I’m going to tell you a secret that’s going to shake up your world if not actually change your life. It’s one of those things that nobody thinks about until it’s too late, but because I’m a good guy, I’m going to give you the heads up. Make of it what you will; but first, a little background.
Ever since the Stoned Age, all kinds of normally sensible people have been yipping about how short life is. Used as an all-purpose excuse for juvenile behaviour, in the ensuing decades, “Carpe diem” was repeated so often it became the mantra of the second half of the 20th century — and beyond. Here in 2013, it’s considered an irrefutable truth, bestriding our culture like the Colossus of Rhodes.
Crap! The real truth is life is the longest thing you’re ever going to do.
I’m not going to argue the metaphysics of eternal consciousness. That’s for sophomore philosophers with time on their hands. My point is much simpler than that. The reality is here you are, and until your bodily functions cease to function, here is where you’re going to stay. Even though the length of your life is a tremor in the earthquake we call history, it’s all you’ve got, and you should treat it with some respect.

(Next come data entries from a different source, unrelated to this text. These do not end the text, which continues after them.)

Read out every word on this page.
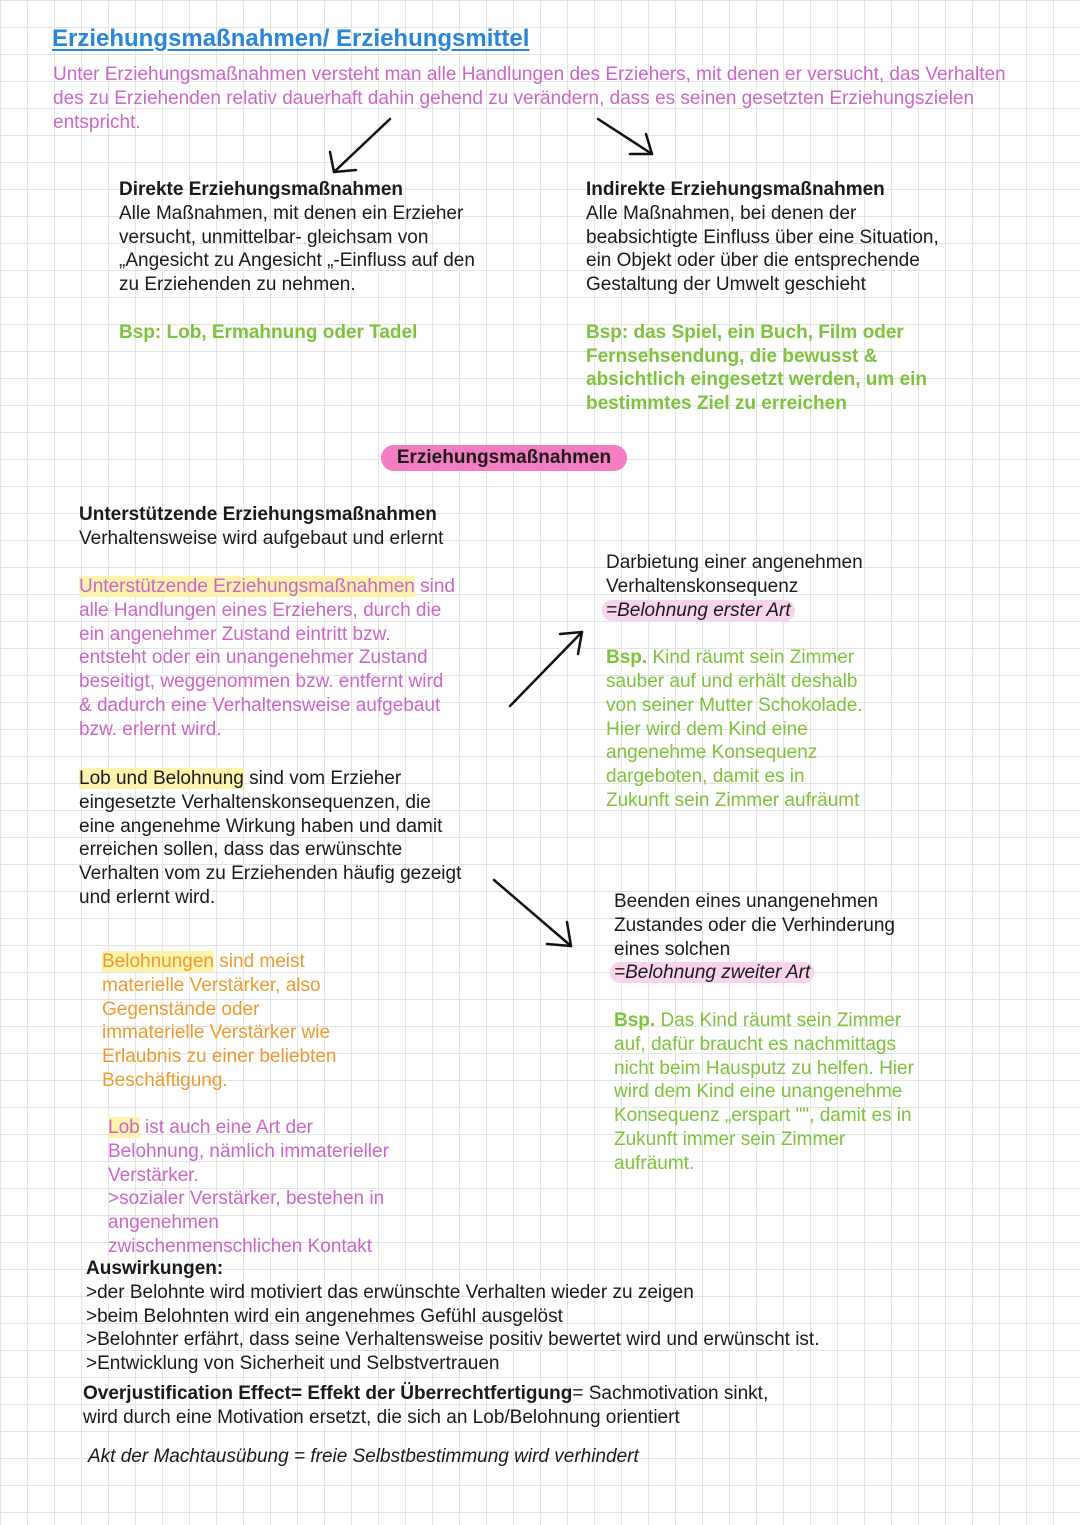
Erziehungsmaßnahmen/ Erziehungsmittel
Unter Erziehungsmaßnahmen versteht man alle Handlungen des Erziehers, mit denen er versucht, das Verhalten
des zu Erziehenden relativ dauerhaft dahin gehend zu verändern, dass es seinen gesetzten Erziehungszielen
entspricht.
Direkte Erziehungsmaßnahmen
Alle Maßnahmen, mit denen ein Erzieher
versucht, unmittelbar- gleichsam von
„Angesicht zu Angesicht „-Einfluss auf den
zu Erziehenden zu nehmen.
Bsp: Lob, Ermahnung oder Tadel
Indirekte Erziehungsmaßnahmen
Alle Maßnahmen, bei denen der
beabsichtigte Einfluss über eine Situation,
ein Objekt oder über die entsprechende
Gestaltung der Umwelt geschieht
Bsp: das Spiel, ein Buch, Film oder
Fernsehsendung, die bewusst &
absichtlich eingesetzt werden, um ein
bestimmtes Ziel zu erreichen
Erziehungsmaßnahmen
Unterstützende Erziehungsmaßnahmen
Verhaltensweise wird aufgebaut und erlernt
Unterstützende Erziehungsmaßnahmen sind
alle Handlungen eines Erziehers, durch die
ein angenehmer Zustand eintritt bzw.
entsteht oder ein unangenehmer Zustand
beseitigt, weggenommen bzw. entfernt wird
& dadurch eine Verhaltensweise aufgebaut
bzw. erlernt wird.
Lob und Belohnung sind vom Erzieher
eingesetzte Verhaltenskonsequenzen, die
eine angenehme Wirkung haben und damit
erreichen sollen, dass das erwünschte
Verhalten vom zu Erziehenden häufig gezeigt
und erlernt wird.
Belohnungen sind meist
materielle Verstärker, also
Gegenstände oder
immaterielle Verstärker wie
Erlaubnis zu einer beliebten
Beschäftigung.
Lob ist auch eine Art der
Belohnung, nämlich immaterieller
Verstärker.
>sozialer Verstärker, bestehen in
angenehmen
zwischenmenschlichen Kontakt
Darbietung einer angenehmen
Verhaltenskonsequenz
=Belohnung erster Art
Bsp. Kind räumt sein Zimmer
sauber auf und erhält deshalb
von seiner Mutter Schokolade.
Hier wird dem Kind eine
angenehme Konsequenz
dargeboten, damit es in
Zukunft sein Zimmer aufräumt
Beenden eines unangenehmen
Zustandes oder die Verhinderung
eines solchen
=Belohnung zweiter Art
Bsp. Das Kind räumt sein Zimmer
auf, dafür braucht es nachmittags
nicht beim Hausputz zu helfen. Hier
wird dem Kind eine unangenehme
Konsequenz „erspart "", damit es in
Zukunft immer sein Zimmer
aufräumt.
Auswirkungen:
>der Belohnte wird motiviert das erwünschte Verhalten wieder zu zeigen
>beim Belohnten wird ein angenehmes Gefühl ausgelöst
>Belohnter erfährt, dass seine Verhaltensweise positiv bewertet wird und erwünscht ist.
>Entwicklung von Sicherheit und Selbstvertrauen
Overjustification Effect= Effekt der Überrechtfertigung= Sachmotivation sinkt,
wird durch eine Motivation ersetzt, die sich an Lob/Belohnung orientiert
Akt der Machtausübung = freie Selbstbestimmung wird verhindert
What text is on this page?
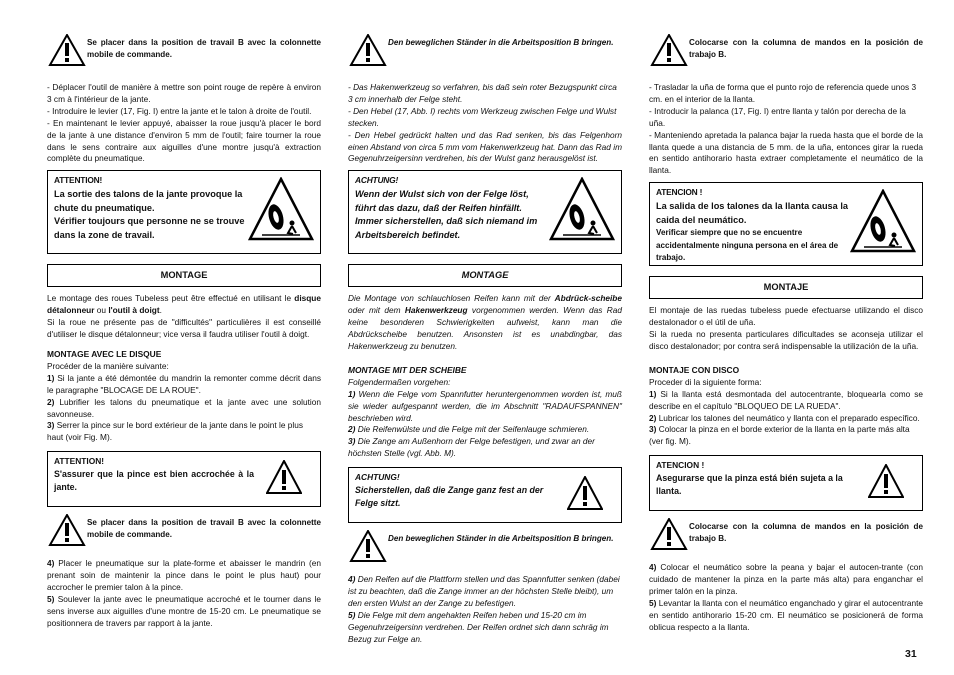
Se placer dans la position de travail B avec la colonnette mobile de commande.

- Déplacer l'outil de manière à mettre son point rouge de repère à environ 3 cm à l'intérieur de la jante.

- Introduire le levier (17, Fig. I) entre la jante et le talon à droite de l'outil.

- En maintenant le levier appuyé, abaisser la roue jusqu'à placer le bord de la jante à une distance d'environ 5 mm de l'outil; faire tourner la roue dans le sens contraire aux aiguilles d'une montre jusqu'à extraction complète du pneumatique.

ATTENTION!
La sortie des talons de la jante provoque la chute du pneumatique.
Vérifier toujours que personne ne se trouve dans la zone de travail.
MONTAGE

Le montage des roues Tubeless peut être effectué en utilisant le disque détalonneur ou l'outil à doigt.

Si la roue ne présente pas de "difficultés" particulières il est conseillé d'utiliser le disque détalonneur; vice versa il faudra utiliser l'outil à doigt.

MONTAGE AVEC LE DISQUE

Procéder de la manière suivante:

1) Si la jante a été démontée du mandrin la remonter comme décrit dans le paragraphe "BLOCAGE DE LA ROUE".

2) Lubrifier les talons du pneumatique et la jante avec une solution savonneuse.

3) Serrer la pince sur le bord extérieur de la jante dans le point le plus haut (voir Fig. M).

ATTENTION!
S'assurer que la pince est bien accrochée à la jante.
Se placer dans la position de travail B avec la colonnette mobile de commande.

4) Placer le pneumatique sur la plate-forme et abaisser le mandrin (en prenant soin de maintenir la pince dans le point le plus haut) pour accrocher le premier talon à la pince.

5) Soulever la jante avec le pneumatique accroché et le tourner dans le sens inverse aux aiguilles d'une montre de 15-20 cm. Le pneumatique se positionnera de travers par rapport à la jante.

Den beweglichen Ständer in die Arbeitsposition B bringen.

- Das Hakenwerkzeug so verfahren, bis daß sein roter Bezugspunkt circa 3 cm innerhalb der Felge steht.

- Den Hebel (17, Abb. I) rechts vom Werkzeug zwischen Felge und Wulst stecken.

- Den Hebel gedrückt halten und das Rad senken, bis das Felgenhorn einen Abstand von circa 5 mm vom Hakenwerkzeug hat. Dann das Rad im Gegenuhrzeigersinn verdrehen, bis der Wulst ganz herausgelöst ist.

ACHTUNG!
Wenn der Wulst sich von der Felge löst, führt das dazu, daß der Reifen hinfällt.
Immer sicherstellen, daß sich niemand im Arbeitsbereich befindet.
MONTAGE

Die Montage von schlauchlosen Reifen kann mit der Abdrück-scheibe oder mit dem Hakenwerkzeug vorgenommen werden. Wenn das Rad keine besonderen Schwierigkeiten aufweist, kann man die Abdrückscheibe benutzen. Ansonsten ist es unabdingbar, das Hakenwerkzeug zu benutzen.

MONTAGE MIT DER SCHEIBE

Folgendermaßen vorgehen:

1) Wenn die Felge vom Spannfutter heruntergenommen worden ist, muß sie wieder aufgespannt werden, die im Abschnitt "RADAUFSPANNEN" beschrieben wird.

2) Die Reifenwülste und die Felge mit der Seifenlauge schmieren.

3) Die Zange am Außenhorn der Felge befestigen, und zwar an der höchsten Stelle (vgl. Abb. M).

ACHTUNG!
Sicherstellen, daß die Zange ganz fest an der Felge sitzt.
Den beweglichen Ständer in die Arbeitsposition B bringen.

4) Den Reifen auf die Plattform stellen und das Spannfutter senken (dabei ist zu beachten, daß die Zange immer an der höchsten Stelle bleibt), um den ersten Wulst an der Zange zu befestigen.

5) Die Felge mit dem angehakten Reifen heben und 15-20 cm im Gegenuhrzeigersinn verdrehen. Der Reifen ordnet sich dann schräg im Bezug zur Felge an.

Colocarse con la columna de mandos en la posición de trabajo B.

- Trasladar la uña de forma que el punto rojo de referencia quede unos 3 cm. en el interior de la llanta.

- Introducir la palanca (17, Fig. I) entre llanta y talón por derecha de la uña.

- Manteniendo apretada la palanca bajar la rueda hasta que el borde de la llanta quede a una distancia de 5 mm. de la uña, entonces girar la rueda en sentido antihorario hasta extraer completamente el neumático de la llanta.

ATENCION !
La salida de los talones da la llanta causa la caida del neumático.
Verificar siempre que no se encuentre accidentalmente ninguna persona en el área de trabajo.
MONTAJE

El montaje de las ruedas tubeless puede efectuarse utilizando el disco destalonador o el útil de uña.

Si la rueda no presenta particulares dificultades se aconseja utilizar el disco destalonador; por contra será indispensable la utilización de la uña.

MONTAJE CON DISCO

Proceder di la siguiente forma:

1) Si la llanta está desmontada del autocentrante, bloquearla como se describe en el capítulo "BLOQUEO DE LA RUEDA".

2) Lubricar los talones del neumático y llanta con el preparado específico.

3) Colocar la pinza en el borde exterior de la llanta en la parte más alta (ver fig. M).

ATENCION !
Asegurarse que la pinza está bién sujeta a la llanta.
Colocarse con la columna de mandos en la posición de trabajo B.

4) Colocar el neumático sobre la peana y bajar el autocen-trante (con cuidado de mantener la pinza en la parte más alta) para enganchar el primer talón en la pinza.

5) Levantar la llanta con el neumático enganchado y girar el autocentrante en sentido antihorario 15-20 cm. El neumático se posicionerá de forma oblicua respecto a la llanta.

31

The problem is most contemporary people are so obsessed with their lack of time that they completely forget about the quality of life. They’ve turned what should be a series of wonderful adventures into a putt and bounce game of off-handed actions and unintended consequences. Metaphorically speaking, the result is we spend most of our lives trying to pay for the meal we never planned to have in the first place — because some idiot told us life’s too short to do otherwise.
For example, losing your virginity is one of the biggies. It’s a magical moment that is literally a once-in-a-lifetime experience. One would think there would be some pomp and circumstance to it; at the very least, a drum roll. However, for most of us, it was a fumble/stumble extended cuddle that got out of hand. We definitely remember where and when and think fondly of our partner, from time to time, but most of us can’t accurately conjure up a face. In general, people have more details about their 40th birthday party (and not just because they have photos) — they probably spent more time planning it.
It’s the same with the jobs we do. I’m constantly struck by how many people spend their lives hating their careers or the lack there of. The coulda/woulda/shoulda of gainful employment has almost become a cliché in contemporary society. I understand that not every accountant can be a lion tamer. However, just because you can’t tame the lion, that doesn’t mean you have to spend your life doing something completely different. Join the circus, for God’s sake; at least you’ll get close. After all, unless your dad’s name is Bill Gates, a job is going occupy a third of your life. “Close” counts! The formula for misery is the Monty Python approach to career management.
It’s the same with our homes, our friends, our families, the junk we eat for breakfast and on and on. For the most part, we live off the top of our heads because we’re convinced “life is too short” to pause its relentless path for five seconds to think about what we’re doing.
Nobody goes to a travel agent, tosses a credit card on the desk and says, “Send me somewhere!” We think about it, ask around, do some planning; not because life is too short to miss that fantastic destination but because our two week vacation is too precious to screw up. Yet, for the other fifty weeks of the year, we mostly settle for mediocre when a modicum of planning would give marvelous results.
Life is not too short. Actually, if we’d quit wasting time chasing, catching and suffering the consequences of instant gratification and spent more time dealing with the stuff that really matters, we’d all think it was just the right size.